Professional ratings
Review scores
| Source | Rating |
| AllMusic | Star |
| Pitchfork | 8.7/10 |
| Q | Star |
| The Rolling Stone Album Guide | Star |
| Spin Alternative Record Guide | 10/10 |
| The Village Voice | A− |

==Legacy==
Siren remains one of Roxy Music's most critically acclaimed albums. Critic Dave Marsh described Siren in 1983 as "Roxy's masterpiece, calling the listener back by virtue of its finely honed instrumental attack and compelling lyrical attitude". In a retrospective review for AllMusic, Stephen Thomas Erlewine wrote that Roxy Music's unabashed embrace of dance and pop music on Siren, while resulting in their distinctive "artier tendencies" being toned down, produces "a thematic consistency that works in [the album's] favor" and elevates it "into the realm of classics". Rob Sheffield refers to Siren as "the first Roxy Music album without any failed moments" in 2004's The New Rolling Stone Album Guide. Simon Reynolds was less receptive in a 1999 article for Uncut. He acknowledged that Siren continued to be "universally" held in high regard, particularly by American critics, but considered it and its predecessor Country Life to be "conventional and tame" compared to the band's earlier output.

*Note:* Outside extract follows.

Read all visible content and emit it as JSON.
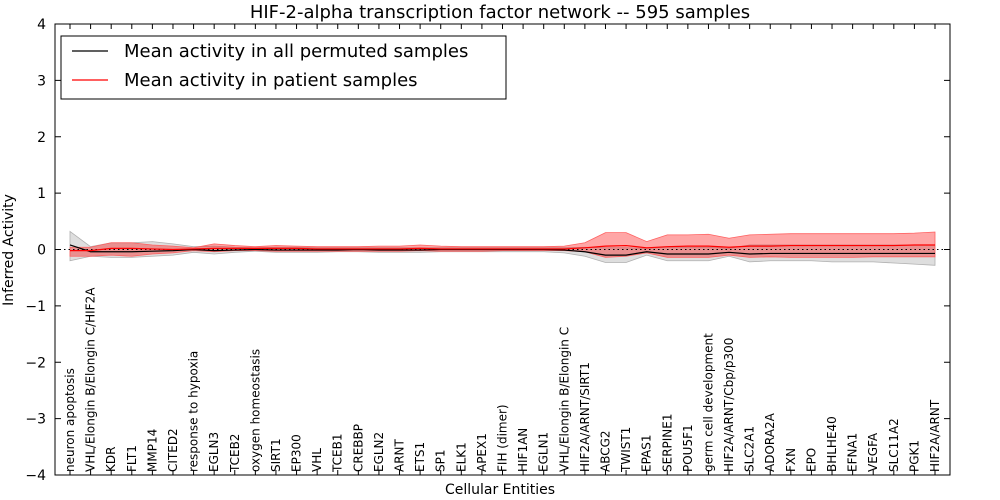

Rolling Stone ranked Siren at number 371 on its 2003 list of the 500 greatest albums of all time, and at number 374 on a 2012 version of the list. Vibe included it in its list of the 100 essential albums of the 20th century, describing it as a fusion of "the esoteric murk of early Roxy" and "the aching, ardently romantic tone that defines their later work".

==Track listing==

On cassette tapes (e.g. Island ZC19344) "Whirlwind" and "Just Another High" (the last track of each side) are swapped, presumably for optimum tape length.

Side one
| No. | Title | Writer(s) | Length |
|---|---|---|---|
| 1. | "Love Is the Drug" | Ferry, Andy Mackay | 4:11 |
| 2. | "End of the Line" |  | 5:14 |
| 3. | "Sentimental Fool" | Ferry, Andy Mackay | 6:14 |
| 4. | "Whirlwind" | Ferry, Phil Manzanera | 3:38 |

Side two
| No. | Title | Writer(s) | Length |
|---|---|---|---|
| 1. | "She Sells" | Ferry, Eddie Jobson | 3:39 |
| 2. | "Could It Happen to Me?" |  | 3:36 |
| 3. | "Both Ends Burning" |  | 5:16 |
| 4. | "Nightingale" | Ferry, Phil Manzanera | 4:11 |
| 5. | "Just Another High" |  | 6:31 |
| Total length: |  |  | 42:30 |

==Personnel==
Roxy Music
- Bryan Ferry – vocals, keyboards, harmonica
- Andy Mackay – oboe, saxophone
- Phil Manzanera – guitars
- Paul Thompson – drums
- Eddie Jobson – violin, synthesizers, keyboards

Additional musicians
- John Gustafson – bass

Production
- Chris Thomas – producer
- Steve Nye – recording engineer
- Ross Cullum – assistant engineer
- Michael Sellers – assistant engineer
- Bob Ludwig – remastering engineer (1999)

==Charts==

===Weekly charts===

| Chart (1975–76) | Peak position |
|---|---|
| Australian Albums (Kent Music Report) | 12 |
| Canada Top Albums/CDs (RPM) | 53 |
| Dutch Albums (Album Top 100) | 9 |
| New Zealand Albums (RMNZ) | 33 |
| Norwegian Albums (VG-lista) | 15 |
| Swedish Albums (Sverigetopplistan) | 8 |
| UK Albums (OCC) | 4 |
| US Billboard 200 | 50 |

===Year-end charts===

| Chart (1975) | Position |
|---|---|
| Dutch Albums (Album Top 100) | 47 |

==Certifications==

| Region | Certification | Certified units/sales |
| United Kingdom (BPI) | Gold | 100,000^{^} |
^{^} Shipments figures based on certification alone.